I don’t know nearly as much about the years following the fall of Communism in the Soviet Union as I would like to. I know the basics: that Yeltsin won against Gorbachev and instituted free market reforms, and I know that most state industries came under the control of former Communist Party members, and it’s quite obvious that some sort of alliance between the secret police and organized crime formed. But in the most recent issue of Dissent, Schlomo Avineri lays out the three stages of post-communism in the kind of neat formulation that’s either stolen from academics or is bound to be stolen by academics (like me!) The article is here. Some choice quotes from the first few pages:
The Soviet Union had no Lech Walesas or Vaclav Havels. No former dissidents or prisoners became ministers or presidents in Moscow, in contrast to Warsaw, Budapest, and Prague. Instead, there was an internal bureaucratic shift in the Kremlin. “Reformers” defeated “hard-liners.” The Baltic countries and also—up to a point—Georgia were different, however, because in them dissidents did take office. In Moscow, it was a new cadre of bureaucrats that oversaw reforms. […]
[….] Being anticommunist did not automatically mean being a democrat. The victorious anticommunist camps of 1989 were made up of democrats and liberals, social democrats and conservatives, nationalists and religious fundamentalists, anti-Russian chauvinists and—yes, frankly—semi-fascists and anti-Semites who sought to expiate (somewhat) their sordid pasts by posing as freedom lovers. […]
[…]Enthusiasm for rapid marketization obscured the impact of reforms on social strata that would suffer from the abolition of some of the safety nets provided by communism: retirees, workers in rust-belt, Soviet-style industries, provincial residents. Not everyone was a winner in the postcommunist paradise.
Finally, there are no shortcuts to democracy.

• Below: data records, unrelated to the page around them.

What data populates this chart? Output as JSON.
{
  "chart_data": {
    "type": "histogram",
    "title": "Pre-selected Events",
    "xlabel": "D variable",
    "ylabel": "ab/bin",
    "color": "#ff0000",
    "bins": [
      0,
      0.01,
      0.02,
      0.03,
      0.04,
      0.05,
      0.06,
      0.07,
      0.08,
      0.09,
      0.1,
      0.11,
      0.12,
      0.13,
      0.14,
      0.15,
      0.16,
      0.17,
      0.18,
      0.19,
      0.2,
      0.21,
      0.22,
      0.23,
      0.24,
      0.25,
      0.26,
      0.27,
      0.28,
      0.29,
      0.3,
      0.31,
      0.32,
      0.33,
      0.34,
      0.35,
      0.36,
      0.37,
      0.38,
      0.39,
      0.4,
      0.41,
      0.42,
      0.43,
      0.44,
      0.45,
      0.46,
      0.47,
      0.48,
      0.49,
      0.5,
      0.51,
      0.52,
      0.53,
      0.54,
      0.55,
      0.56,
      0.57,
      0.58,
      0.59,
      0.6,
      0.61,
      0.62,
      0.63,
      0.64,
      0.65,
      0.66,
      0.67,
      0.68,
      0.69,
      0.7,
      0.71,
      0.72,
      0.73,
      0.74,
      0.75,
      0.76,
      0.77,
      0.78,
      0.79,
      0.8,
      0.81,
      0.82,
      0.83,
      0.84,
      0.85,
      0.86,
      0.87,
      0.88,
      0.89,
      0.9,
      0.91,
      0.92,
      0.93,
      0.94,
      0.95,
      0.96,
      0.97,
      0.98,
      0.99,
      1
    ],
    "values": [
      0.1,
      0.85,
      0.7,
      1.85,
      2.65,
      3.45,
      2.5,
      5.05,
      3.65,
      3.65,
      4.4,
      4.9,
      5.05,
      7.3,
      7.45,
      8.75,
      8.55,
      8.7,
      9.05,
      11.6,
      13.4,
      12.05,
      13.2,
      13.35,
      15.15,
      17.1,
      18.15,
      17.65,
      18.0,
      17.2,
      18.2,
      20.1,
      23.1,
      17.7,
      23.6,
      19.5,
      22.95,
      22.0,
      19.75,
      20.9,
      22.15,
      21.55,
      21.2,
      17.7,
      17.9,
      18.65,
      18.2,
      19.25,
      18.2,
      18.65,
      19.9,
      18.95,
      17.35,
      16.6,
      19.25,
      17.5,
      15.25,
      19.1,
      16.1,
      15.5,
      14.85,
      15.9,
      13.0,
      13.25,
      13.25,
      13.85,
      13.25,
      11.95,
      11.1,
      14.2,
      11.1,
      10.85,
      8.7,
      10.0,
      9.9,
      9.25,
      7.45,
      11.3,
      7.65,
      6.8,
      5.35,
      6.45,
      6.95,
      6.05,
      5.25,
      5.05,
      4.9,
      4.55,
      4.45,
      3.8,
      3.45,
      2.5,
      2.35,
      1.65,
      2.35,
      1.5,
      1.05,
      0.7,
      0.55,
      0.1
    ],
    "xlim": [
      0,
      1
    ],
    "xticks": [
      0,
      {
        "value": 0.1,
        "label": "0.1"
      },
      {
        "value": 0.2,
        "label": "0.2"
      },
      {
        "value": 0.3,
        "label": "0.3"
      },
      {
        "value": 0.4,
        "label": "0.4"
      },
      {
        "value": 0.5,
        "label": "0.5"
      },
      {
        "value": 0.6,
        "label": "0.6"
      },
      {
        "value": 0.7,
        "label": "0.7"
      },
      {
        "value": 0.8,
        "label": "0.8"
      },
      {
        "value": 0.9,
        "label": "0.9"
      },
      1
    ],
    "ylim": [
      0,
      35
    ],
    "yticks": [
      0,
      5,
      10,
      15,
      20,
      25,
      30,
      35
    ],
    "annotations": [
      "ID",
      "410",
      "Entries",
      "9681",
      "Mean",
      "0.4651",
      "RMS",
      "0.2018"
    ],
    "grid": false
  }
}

It does not emerge overnight, automatically, and it is not enough to have an elite committed to democracy and markets. After all, democracy in countries such as Britain and France took centuries, and the United States needed a civil war to abolish slavery and another century to enfranchise fully its black population. The political histories of Germany, Italy, and Spain show how complex, tortuous, and sometimes murderous the transformation toward democracy can be.